このエージェントにアクセスできない - ライセンス
細部: このエージェントにアクセスするために必要なライセンスがありません。
このエージェントのライセンスとプラグインの要件を確認し、必要なライセンスと構成がテナントに割り当てられていることを確認します。
このエージェントにアクセスできない - ワークスペース
細部: このエージェントにアクセスするために必要なワークスペースの一部ではありません。
このメッセージは、Security Copilotがテナントに追加されるときに構成されているSecurity Copilot ワークスペースを表示または使用するアクセス許可がアカウントにないことを示します。 Security Copilot サブスクリプションをインストールまたは管理している管理者に問い合わせて、アクセス権を取得する方法については、「Microsoft Security Copilotでの認証について」を参照してください。
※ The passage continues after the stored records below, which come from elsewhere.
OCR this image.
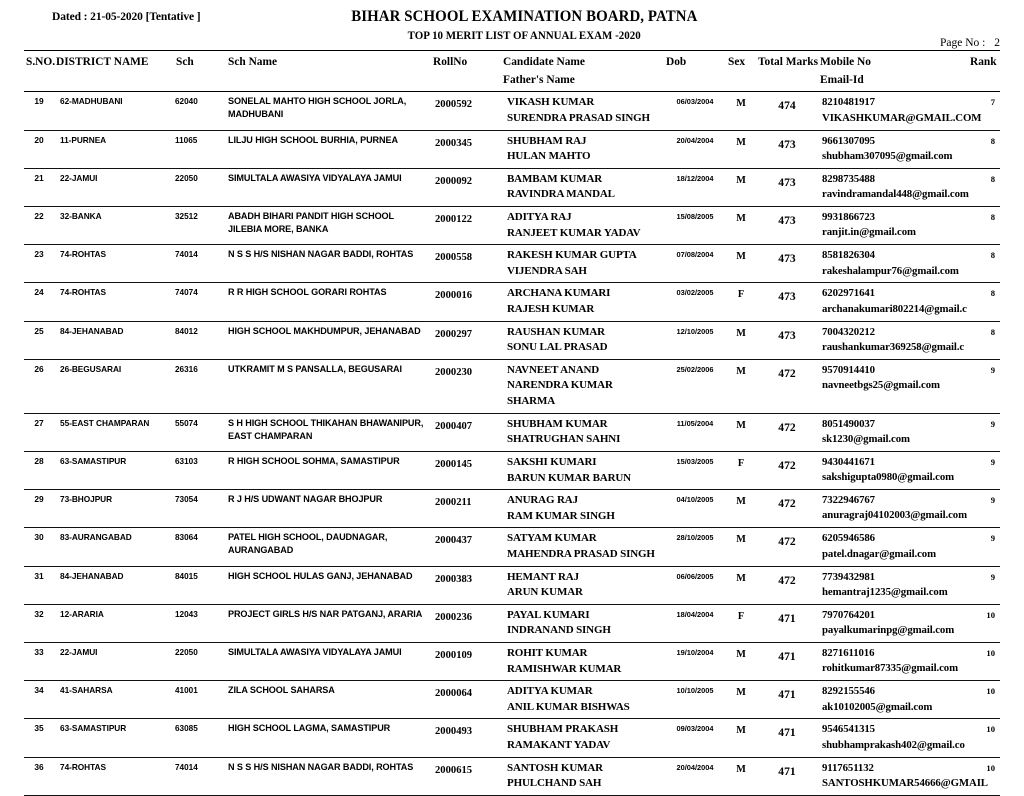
Dated : 21-05-2020 [Tentative ]	BIHAR SCHOOL EXAMINATION BOARD, PATNA
TOP 10 MERIT LIST OF ANNUAL EXAM -2020
Page No : 2
S.NO.	DISTRICT NAME	Sch	Sch Name	RollNo	Candidate Name
Father's Name	Dob	Sex	Total Marks	Mobile No
Email-Id	Rank
19	62-MADHUBANI	62040	SONELAL MAHTO HIGH SCHOOL JORLA, MADHUBANI	2000592	VIKASH KUMAR
SURENDRA PRASAD SINGH	06/03/2004	M	474	8210481917
VIKASHKUMAR@GMAIL.COM	7
20	11-PURNEA	11065	LILJU HIGH SCHOOL BURHIA, PURNEA	2000345	SHUBHAM RAJ
HULAN MAHTO	20/04/2004	M	473	9661307095
shubham307095@gmail.com	8
21	22-JAMUI	22050	SIMULTALA AWASIYA VIDYALAYA JAMUI	2000092	BAMBAM KUMAR
RAVINDRA MANDAL	18/12/2004	M	473	8298735488
ravindramandal448@gmail.com	8
22	32-BANKA	32512	ABADH BIHARI PANDIT HIGH SCHOOL JILEBIA MORE, BANKA	2000122	ADITYA RAJ
RANJEET KUMAR YADAV	15/08/2005	M	473	9931866723
ranjit.in@gmail.com	8
23	74-ROHTAS	74014	N S S H/S NISHAN NAGAR BADDI, ROHTAS	2000558	RAKESH KUMAR GUPTA
VIJENDRA SAH	07/08/2004	M	473	8581826304
rakeshalampur76@gmail.com	8
24	74-ROHTAS	74074	R R HIGH SCHOOL GORARI ROHTAS	2000016	ARCHANA KUMARI
RAJESH KUMAR	03/02/2005	F	473	6202971641
archanakumari802214@gmail.c	8
25	84-JEHANABAD	84012	HIGH SCHOOL MAKHDUMPUR, JEHANABAD	2000297	RAUSHAN KUMAR
SONU LAL PRASAD	12/10/2005	M	473	7004320212
raushankumar369258@gmail.c	8
26	26-BEGUSARAI	26316	UTKRAMIT M S PANSALLA, BEGUSARAI	2000230	NAVNEET ANAND
NARENDRA KUMAR SHARMA	25/02/2006	M	472	9570914410
navneetbgs25@gmail.com	9
27	55-EAST CHAMPARAN	55074	S H HIGH SCHOOL THIKAHAN BHAWANIPUR, EAST CHAMPARAN	2000407	SHUBHAM KUMAR
SHATRUGHAN SAHNI	11/05/2004	M	472	8051490037
sk1230@gmail.com	9
28	63-SAMASTIPUR	63103	R HIGH SCHOOL SOHMA, SAMASTIPUR	2000145	SAKSHI KUMARI
BARUN KUMAR BARUN	15/03/2005	F	472	9430441671
sakshigupta0980@gmail.com	9
29	73-BHOJPUR	73054	R J H/S UDWANT NAGAR BHOJPUR	2000211	ANURAG RAJ
RAM KUMAR SINGH	04/10/2005	M	472	7322946767
anuragraj04102003@gmail.com	9
30	83-AURANGABAD	83064	PATEL HIGH SCHOOL, DAUDNAGAR, AURANGABAD	2000437	SATYAM KUMAR
MAHENDRA PRASAD SINGH	28/10/2005	M	472	6205946586
patel.dnagar@gmail.com	9
31	84-JEHANABAD	84015	HIGH SCHOOL HULAS GANJ, JEHANABAD	2000383	HEMANT RAJ
ARUN KUMAR	06/06/2005	M	472	7739432981
hemantraj1235@gmail.com	9
32	12-ARARIA	12043	PROJECT GIRLS H/S NAR PATGANJ, ARARIA	2000236	PAYAL KUMARI
INDRANAND SINGH	18/04/2004	F	471	7970764201
payalkumarinpg@gmail.com	10
33	22-JAMUI	22050	SIMULTALA AWASIYA VIDYALAYA JAMUI	2000109	ROHIT KUMAR
RAMISHWAR KUMAR	19/10/2004	M	471	8271611016
rohitkumar87335@gmail.com	10
34	41-SAHARSA	41001	ZILA SCHOOL SAHARSA	2000064	ADITYA KUMAR
ANIL KUMAR BISHWAS	10/10/2005	M	471	8292155546
ak10102005@gmail.com	10
35	63-SAMASTIPUR	63085	HIGH SCHOOL LAGMA, SAMASTIPUR	2000493	SHUBHAM PRAKASH
RAMAKANT YADAV	09/03/2004	M	471	9546541315
shubhamprakash402@gmail.co	10
36	74-ROHTAS	74014	N S S H/S NISHAN NAGAR BADDI, ROHTAS	2000615	SANTOSH KUMAR
PHULCHAND SAH	20/04/2004	M	471	9117651132
SANTOSHKUMAR54666@GMAIL	10
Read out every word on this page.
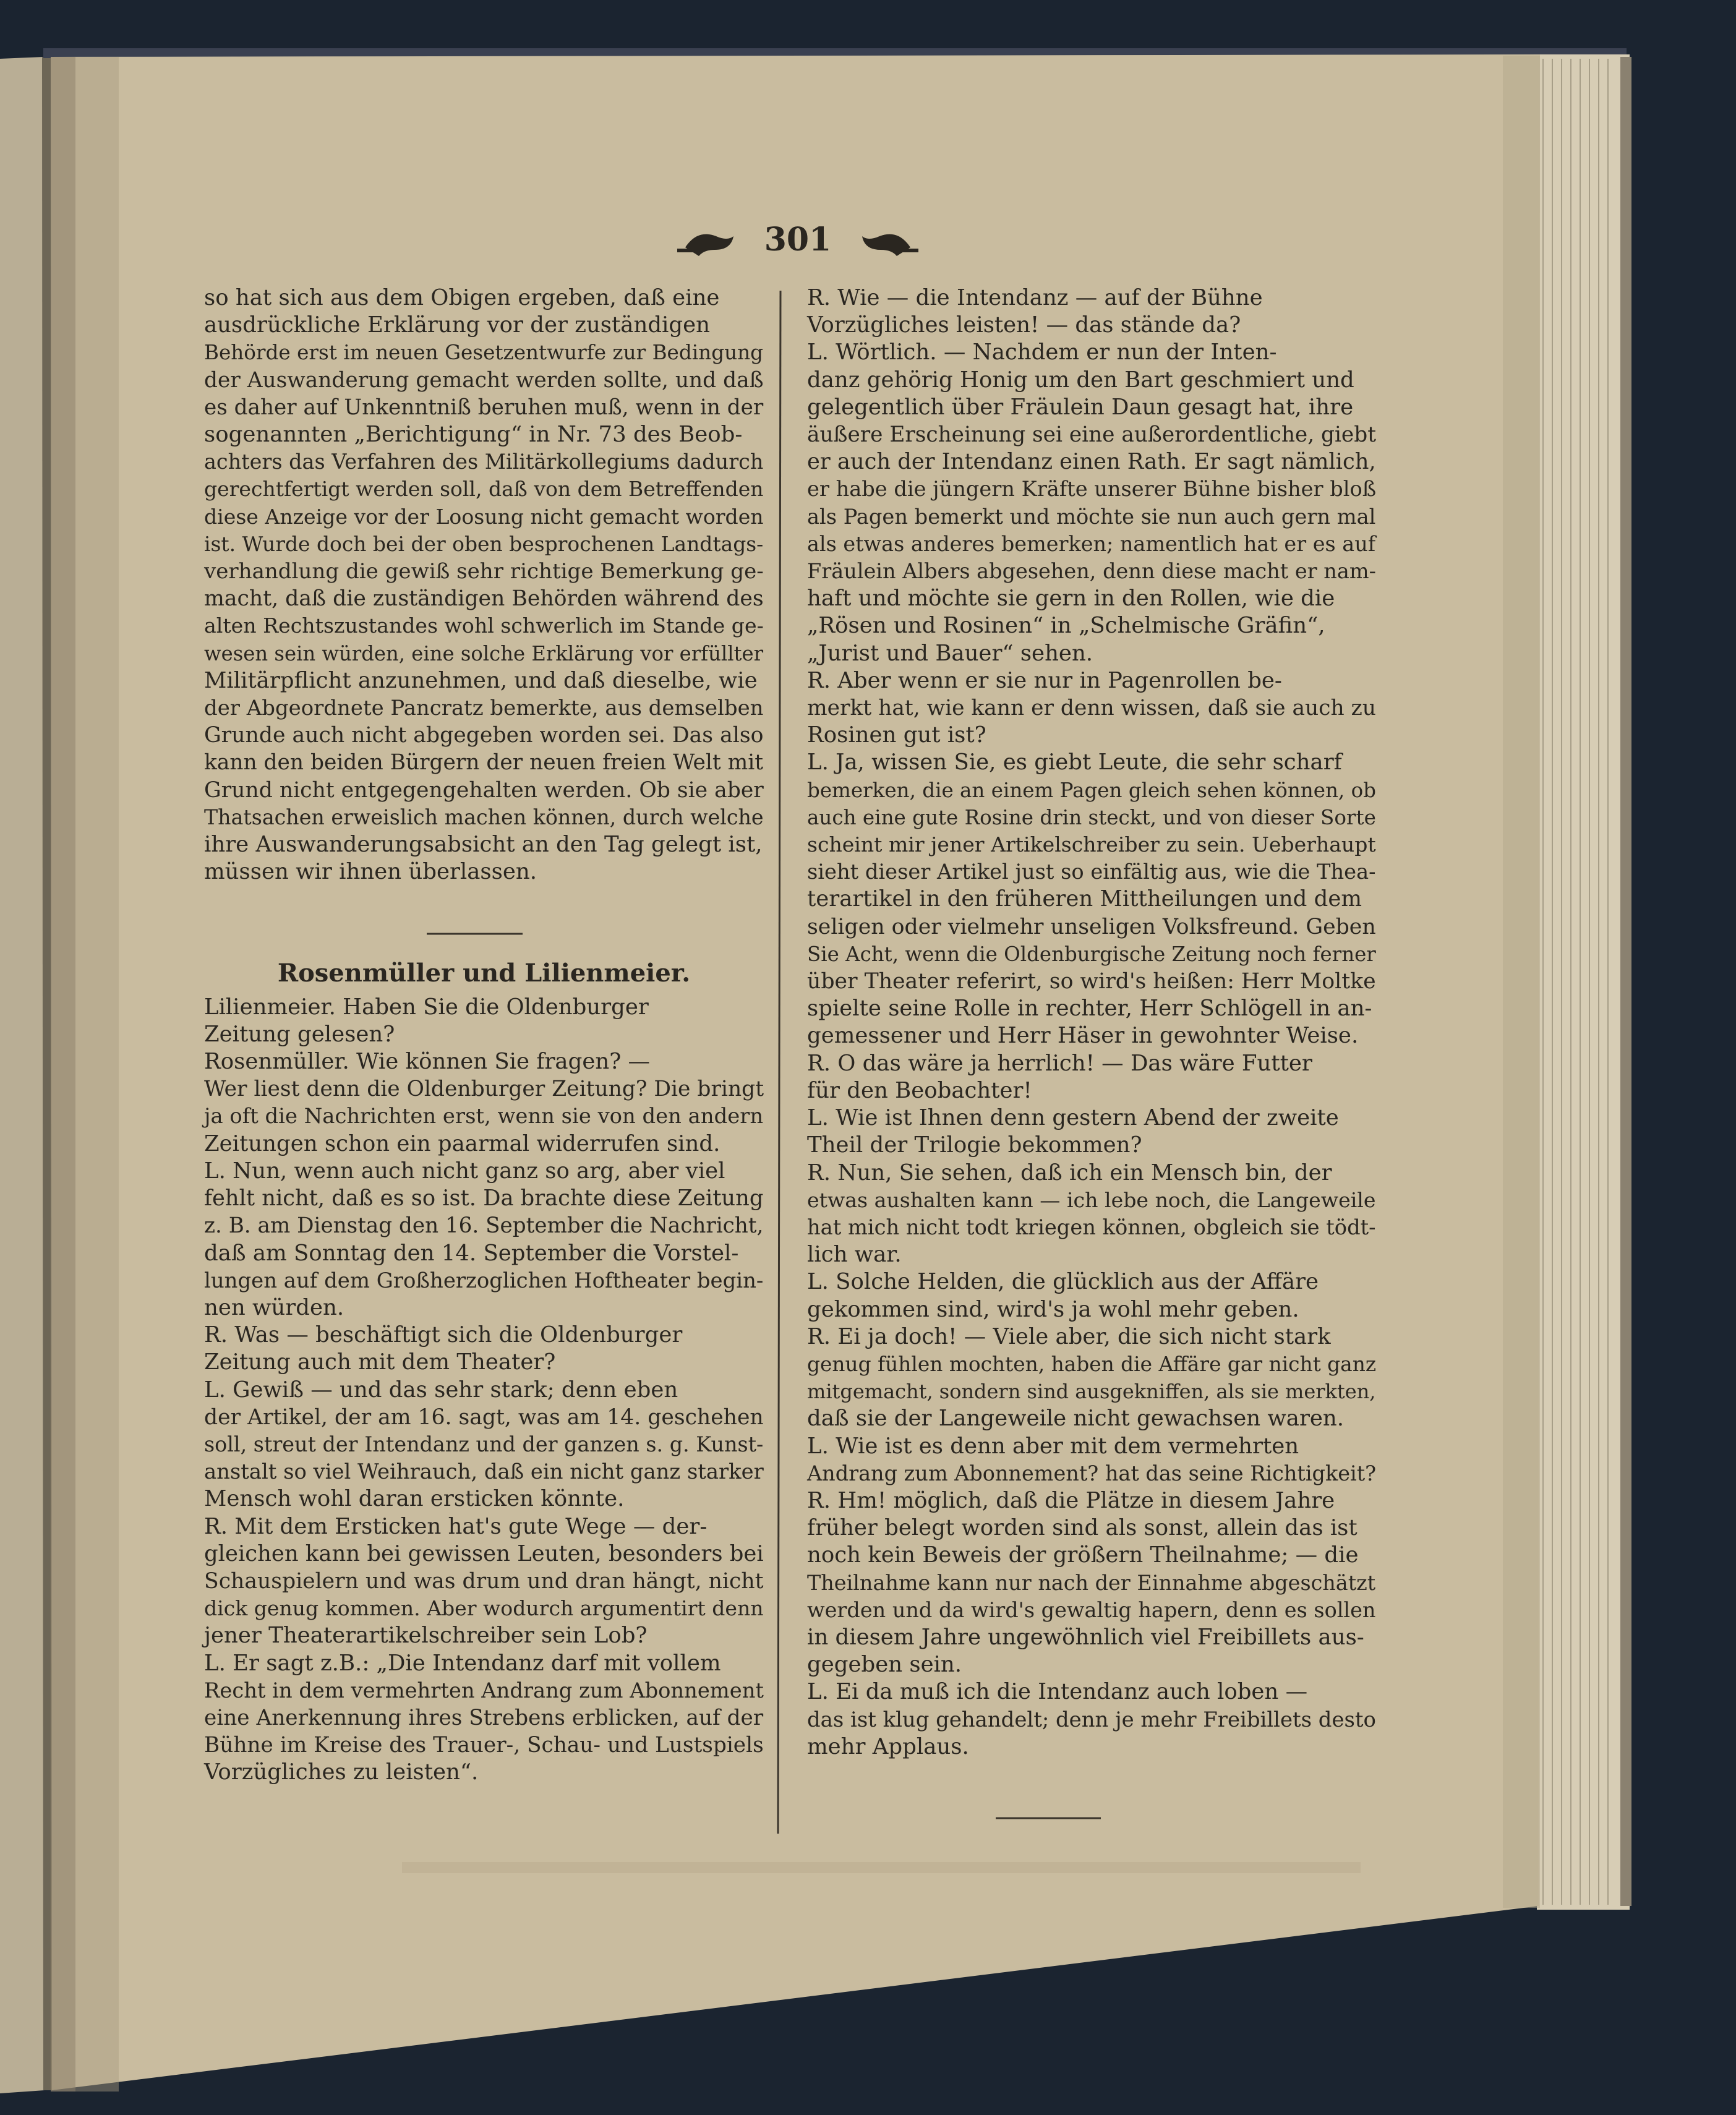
301
so hat sich aus dem Obigen ergeben, daß eine
ausdrückliche Erklärung vor der zuständigen
Behörde erst im neuen Gesetzentwurfe zur Bedingung
der Auswanderung gemacht werden sollte, und daß
es daher auf Unkenntniß beruhen muß, wenn in der
sogenannten „Berichtigung“ in Nr. 73 des Beob-
achters das Verfahren des Militärkollegiums dadurch
gerechtfertigt werden soll, daß von dem Betreffenden
diese Anzeige vor der Loosung nicht gemacht worden
ist. Wurde doch bei der oben besprochenen Landtags-
verhandlung die gewiß sehr richtige Bemerkung ge-
macht, daß die zuständigen Behörden während des
alten Rechtszustandes wohl schwerlich im Stande ge-
wesen sein würden, eine solche Erklärung vor erfüllter
Militärpflicht anzunehmen, und daß dieselbe, wie
der Abgeordnete Pancratz bemerkte, aus demselben
Grunde auch nicht abgegeben worden sei. Das also
kann den beiden Bürgern der neuen freien Welt mit
Grund nicht entgegengehalten werden. Ob sie aber
Thatsachen erweislich machen können, durch welche
ihre Auswanderungsabsicht an den Tag gelegt ist,
müssen wir ihnen überlassen.
Rosenmüller und Lilienmeier.
Lilienmeier. Haben Sie die Oldenburger
Zeitung gelesen?
Rosenmüller. Wie können Sie fragen? —
Wer liest denn die Oldenburger Zeitung? Die bringt
ja oft die Nachrichten erst, wenn sie von den andern
Zeitungen schon ein paarmal widerrufen sind.
L. Nun, wenn auch nicht ganz so arg, aber viel
fehlt nicht, daß es so ist. Da brachte diese Zeitung
z. B. am Dienstag den 16. September die Nachricht,
daß am Sonntag den 14. September die Vorstel-
lungen auf dem Großherzoglichen Hoftheater begin-
nen würden.
R. Was — beschäftigt sich die Oldenburger
Zeitung auch mit dem Theater?
L. Gewiß — und das sehr stark; denn eben
der Artikel, der am 16. sagt, was am 14. geschehen
soll, streut der Intendanz und der ganzen s. g. Kunst-
anstalt so viel Weihrauch, daß ein nicht ganz starker
Mensch wohl daran ersticken könnte.
R. Mit dem Ersticken hat's gute Wege — der-
gleichen kann bei gewissen Leuten, besonders bei
Schauspielern und was drum und dran hängt, nicht
dick genug kommen. Aber wodurch argumentirt denn
jener Theaterartikelschreiber sein Lob?
L. Er sagt z.B.: „Die Intendanz darf mit vollem
Recht in dem vermehrten Andrang zum Abonnement
eine Anerkennung ihres Strebens erblicken, auf der
Bühne im Kreise des Trauer-, Schau- und Lustspiels
Vorzügliches zu leisten“.
R. Wie — die Intendanz — auf der Bühne
Vorzügliches leisten! — das stände da?
L. Wörtlich. — Nachdem er nun der Inten-
danz gehörig Honig um den Bart geschmiert und
gelegentlich über Fräulein Daun gesagt hat, ihre
äußere Erscheinung sei eine außerordentliche, giebt
er auch der Intendanz einen Rath. Er sagt nämlich,
er habe die jüngern Kräfte unserer Bühne bisher bloß
als Pagen bemerkt und möchte sie nun auch gern mal
als etwas anderes bemerken; namentlich hat er es auf
Fräulein Albers abgesehen, denn diese macht er nam-
haft und möchte sie gern in den Rollen, wie die
„Rösen und Rosinen“ in „Schelmische Gräfin“,
„Jurist und Bauer“ sehen.
R. Aber wenn er sie nur in Pagenrollen be-
merkt hat, wie kann er denn wissen, daß sie auch zu
Rosinen gut ist?
L. Ja, wissen Sie, es giebt Leute, die sehr scharf
bemerken, die an einem Pagen gleich sehen können, ob
auch eine gute Rosine drin steckt, und von dieser Sorte
scheint mir jener Artikelschreiber zu sein. Ueberhaupt
sieht dieser Artikel just so einfältig aus, wie die Thea-
terartikel in den früheren Mittheilungen und dem
seligen oder vielmehr unseligen Volksfreund. Geben
Sie Acht, wenn die Oldenburgische Zeitung noch ferner
über Theater referirt, so wird's heißen: Herr Moltke
spielte seine Rolle in rechter, Herr Schlögell in an-
gemessener und Herr Häser in gewohnter Weise.
R. O das wäre ja herrlich! — Das wäre Futter
für den Beobachter!
L. Wie ist Ihnen denn gestern Abend der zweite
Theil der Trilogie bekommen?
R. Nun, Sie sehen, daß ich ein Mensch bin, der
etwas aushalten kann — ich lebe noch, die Langeweile
hat mich nicht todt kriegen können, obgleich sie tödt-
lich war.
L. Solche Helden, die glücklich aus der Affäre
gekommen sind, wird's ja wohl mehr geben.
R. Ei ja doch! — Viele aber, die sich nicht stark
genug fühlen mochten, haben die Affäre gar nicht ganz
mitgemacht, sondern sind ausgekniffen, als sie merkten,
daß sie der Langeweile nicht gewachsen waren.
L. Wie ist es denn aber mit dem vermehrten
Andrang zum Abonnement? hat das seine Richtigkeit?
R. Hm! möglich, daß die Plätze in diesem Jahre
früher belegt worden sind als sonst, allein das ist
noch kein Beweis der größern Theilnahme; — die
Theilnahme kann nur nach der Einnahme abgeschätzt
werden und da wird's gewaltig hapern, denn es sollen
in diesem Jahre ungewöhnlich viel Freibillets aus-
gegeben sein.
L. Ei da muß ich die Intendanz auch loben —
das ist klug gehandelt; denn je mehr Freibillets desto
mehr Applaus.
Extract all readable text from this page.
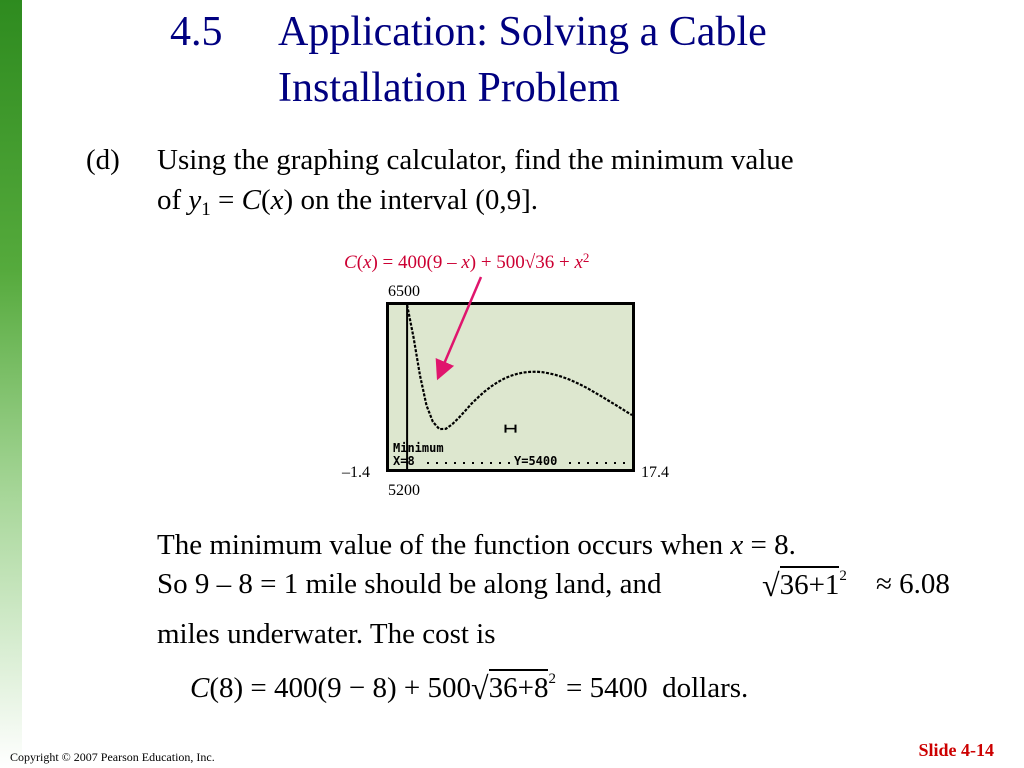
4.5 Application: Solving a Cable
Installation Problem
(d) Using the graphing calculator, find the minimum value
of $y_1 = C(x)$ on the interval (0,9].
$C(x) = 400(9 - x) + 500√36 + x^2$
6500
5200
–1.4	17.4
Minimum
X=8	Y=5400
The minimum value of the function occurs when x = 8.
So 9 – 8 = 1 mile should be along land, and	$√36+1^2 \approx 6.08$
miles underwater. The cost is
$C(8) = 400(9 - 8) + 500√36+8^2 = 5400$ dollars.
Copyright © 2007 Pearson Education, Inc.	Slide 4-14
このエージェントにアクセスできない - アクセス許可
細部: このエージェントにアクセスするために必要なアクセス許可がありません。
エージェントを使用するためのロール要件を確認します。 Intune管理者と連携して、アカウントに必要なアクセス許可を割り当てます。
エージェントでエラーが発生し、実行が完了しませんでした。 エージェントをもう一度実行してみてください。
細部: エージェント インスタンスの実行を開始できなかったか、正常に完了できませんでした。 エラーの詳細を特定できません。 実行または完了に失敗した場合でも、管理者は、過去の実行からのエージェントの提案を引き続き表示および管理できます。
エージェントが失敗し続ける場合、ID アカウントに対する承認が失われ、再認証されるまで実行できない可能性があります。 承認が失われる原因として考えられるのは、次のとおりですが、これらに限定されません。
- エージェントの承認期間が 90 日に達しました。
- エージェントがインストールされたユーザー アカウントは、定期的な再認証を必要とするポリシーの対象となります。
- アクセス トークンが取り消されました。
エージェントの再認証では、エージェントを削除してから、もう一度設定する必要があります。
警告
エージェントが削除されると、既存のすべてのエージェント候補が削除されます。 これには、 適用済みとしてマークされた提案の詳細が含まれます。